In-Context Sync-LoRA for Portrait Video Editing
Sagi Polaczek, Or Patashnik, Ali Mahdavi-Amiri, Daniel Cohen-Or
TL;DR
This work introduces Sync-LoRA, a diffusion-based framework for frame-accurate portrait video editing conducted through in-context LoRA fine-tuning. By generating synchronized edited-identical video pairs and filtering them with multi-channel motion cues, the model learns to propagate local appearance changes defined by the edited first frame while preserving source motion and identity. The approach combines a transformer-based image-to-video backbone with 3D rotary positional embeddings and a rectified flow loss, enabling robust edits across diverse identities and tasks, including background changes and expression modification. Comprehensive experiments demonstrate superior temporal coherence, edit fidelity, and identity preservation compared with state-of-the-art baselines, along with detailed ablations and user studies. The method offers a practical, scalable pathway to high-fidelity, temporally-consistent portrait video edits in real-world applications.
Abstract
Editing portrait videos is a challenging task that requires flexible yet precise control over a wide range of modifications, such as appearance changes, expression edits, or the addition of objects.

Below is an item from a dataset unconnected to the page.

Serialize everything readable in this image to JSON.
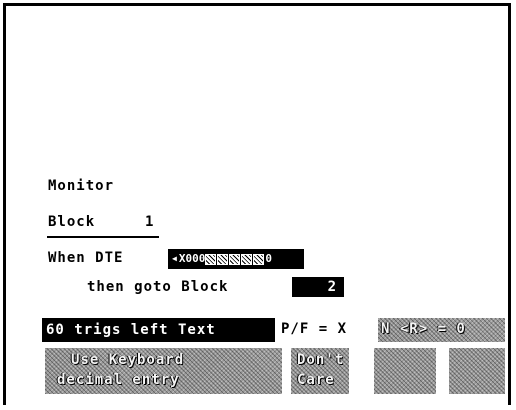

The key difficulty lies in preserving the subject's original temporal behavior, demanding that every edited frame remains precisely synchronized with the corresponding source frame. We present Sync-LoRA, a method for editing portrait videos that achieves high-quality visual modifications while maintaining frame-accurate synchronization and identity consistency. Our approach uses an image-to-video diffusion model, where the edit is defined by modifying the first frame and then propagated to the entire sequence. To enable accurate synchronization, we train an in-context LoRA using paired videos that depict identical motion trajectories but differ in appearance. These pairs are automatically generated and curated through a synchronization-based filtering process that selects only the most temporally aligned examples for training. This training setup teaches the model to combine motion cues from the source video with the visual changes introduced in the edited first frame. Trained on a compact, highly curated set of synchronized human portraits, Sync-LoRA generalizes to unseen identities and diverse edits (e.g., modifying appearance, adding objects, or changing backgrounds), robustly handling variations in pose and expression. Our results demonstrate high visual fidelity and strong temporal coherence, achieving a robust balance between edit fidelity and precise motion preservation.